With a flourish, dancing lions and the sounds of an ancient culture mark the launch of a new exhibition "From Robe to Chinese Fortunes".
It showcases the migrant experience of Chinese in Australia between 1850 and the turn of the century.
The exhibition was opened by the head of the Chinese Community Council, June Anderson.
"Chinese immigrants indeed have played an important role in this history, in this country. We take pride to celebrate our heritage and to share their stories with you."
The stories told at Melbourne's Immigration Museum are rich with colour and sound.
Items on display include ornate cutlery used by early Chinese migrants and, as curator Cash Brown explains, elaborate garments handwoven for special occasions.
"They would mix and match them. So there's no specific way of actually wearing them and often women would be wearing men's garments and the men would certainly be wearing women's garments. But the beautiful thing about these (garments) is the incredible kind of stitching and couching that's on them. There's nothing like this anywhere else in the world. So these were made very specifically, for this specific purpose and that's one of the wonderful things that makes this collection so significant."

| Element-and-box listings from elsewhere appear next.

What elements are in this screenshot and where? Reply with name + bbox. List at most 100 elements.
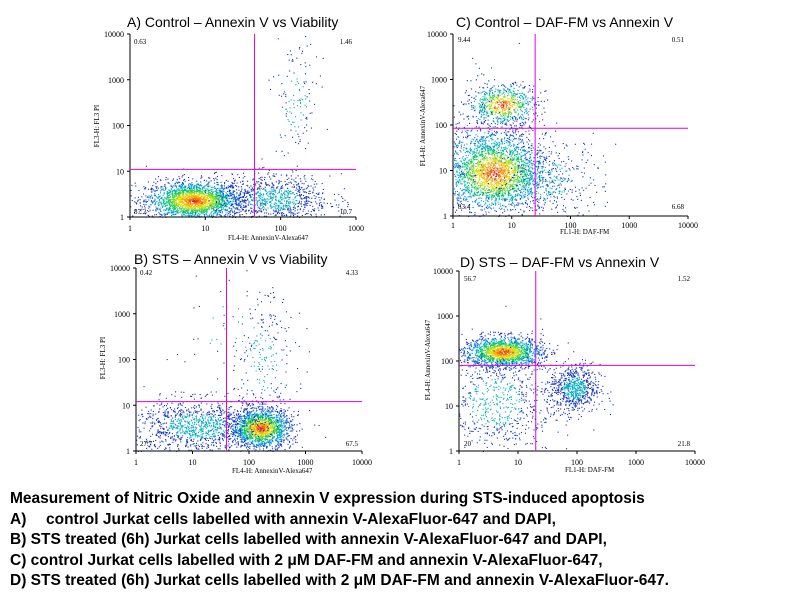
data-point (178, 202, 180, 204)
data-point (232, 206, 234, 208)
data-point (209, 185, 211, 187)
data-point (132, 215, 134, 217)
data-point (247, 424, 249, 426)
data-point (193, 208, 195, 210)
data-point (187, 206, 189, 208)
data-point (314, 424, 316, 426)
data-point (177, 182, 179, 184)
data-point (167, 193, 169, 195)
data-point (161, 440, 163, 442)
data-point (323, 198, 325, 200)
data-point (260, 185, 262, 187)
data-point (313, 210, 315, 212)
data-point (214, 190, 216, 192)
data-point (217, 410, 219, 412)
data-point (223, 185, 225, 187)
data-point (224, 210, 226, 212)
data-point (305, 81, 307, 83)
data-point (284, 190, 286, 192)
data-point (293, 179, 295, 181)
data-point (296, 57, 298, 59)
data-point (148, 211, 150, 213)
data-point (175, 201, 177, 203)
data-point (264, 416, 266, 418)
data-point (274, 421, 276, 423)
data-point (211, 444, 213, 446)
data-point (260, 203, 262, 205)
data-point (205, 201, 207, 203)
data-point (231, 193, 233, 195)
data-point (249, 191, 251, 193)
data-point (213, 202, 215, 204)
data-point (265, 429, 267, 431)
data-point (259, 415, 261, 417)
data-point (203, 209, 205, 211)
data-point (280, 426, 282, 428)
data-point (181, 214, 183, 216)
data-point (198, 187, 200, 189)
data-point (191, 207, 193, 209)
data-point (159, 209, 161, 211)
data-point (200, 198, 202, 200)
data-point (245, 190, 247, 192)
data-point (255, 445, 257, 447)
data-point (179, 197, 181, 199)
data-point (177, 194, 179, 196)
data-point (226, 199, 228, 201)
data-point (246, 417, 248, 419)
data-point (208, 195, 210, 197)
data-point (217, 207, 219, 209)
data-point (175, 194, 177, 196)
data-point (213, 177, 215, 179)
data-point (167, 204, 169, 206)
data-point (321, 207, 323, 209)
data-point (231, 445, 233, 447)
data-point (180, 201, 182, 203)
data-point (292, 443, 294, 445)
data-point (221, 185, 223, 187)
data-point (259, 448, 261, 450)
data-point (143, 201, 145, 203)
data-point (210, 189, 212, 191)
data-point (172, 201, 174, 203)
data-point (252, 426, 254, 428)
data-point (305, 200, 307, 202)
data-point (220, 204, 222, 206)
data-point (158, 201, 160, 203)
data-point (279, 431, 281, 433)
data-point (277, 437, 279, 439)
data-point (197, 419, 199, 421)
data-point (263, 188, 265, 190)
data-point (172, 192, 174, 194)
data-point (261, 204, 263, 206)
data-point (296, 212, 298, 214)
data-point (306, 124, 308, 126)
data-point (291, 428, 293, 430)
data-point (194, 194, 196, 196)
data-point (211, 194, 213, 196)
data-point (208, 189, 210, 191)
data-point (288, 120, 290, 122)
data-point (264, 212, 266, 214)
data-point (235, 211, 237, 213)
data-point (310, 127, 312, 129)
data-point (286, 214, 288, 216)
data-point (226, 188, 228, 190)
data-point (217, 206, 219, 208)
data-point (291, 424, 293, 426)
data-point (203, 190, 205, 192)
data-point (251, 215, 253, 217)
data-point (282, 206, 284, 208)
data-point (273, 184, 275, 186)
data-point (220, 196, 222, 198)
data-point (172, 212, 174, 214)
data-point (304, 174, 306, 176)
data-point (249, 447, 251, 449)
data-point (188, 191, 190, 193)
data-point (262, 426, 264, 428)
data-point (193, 195, 195, 197)
data-point (216, 199, 218, 201)
data-point (254, 429, 256, 431)
data-point (292, 203, 294, 205)
data-point (199, 214, 201, 216)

But behind the vibrant contribution they were making to Australian society was the shadow of racism.
And it's a particularly timely exhibition coming soon after the Victorian Government issued a historic formal apology for the overt discrimination experienced by Chinese migrants on the goldfields.
Thousands were forced to land in South Australia and walk from Robe in the state's south-east to the goldfields to avoid a prohibitive ten-pound poll tax imposed on fortune seekers arriving in Victoria.
Victorian Multicultural Affairs Minister, Robin Scott, says there was an unfounded fear of Chinese migrants at the time.
"This is a very important exhibition because it shows part of Australia's story -- part of the story where we were once a community that discriminated against others overtly through state policy, to now where we are a proud multicultural state here in Victoria where discrimination is anathema to the vast majority of our community."
Anita Jack is a descendant of Chinese migrants from that time.
She says racism didn't end there.
"Even in my own father's time, it was during the White Australia policy and when he married my mother -- and my mother and father were the first generation of mixed marriages -- my mother had aunties and that who wouldn't attend the marriage."
She's keen for the next generation to learn the history of the struggle to have the strains of harmony heard above the din of discrimination.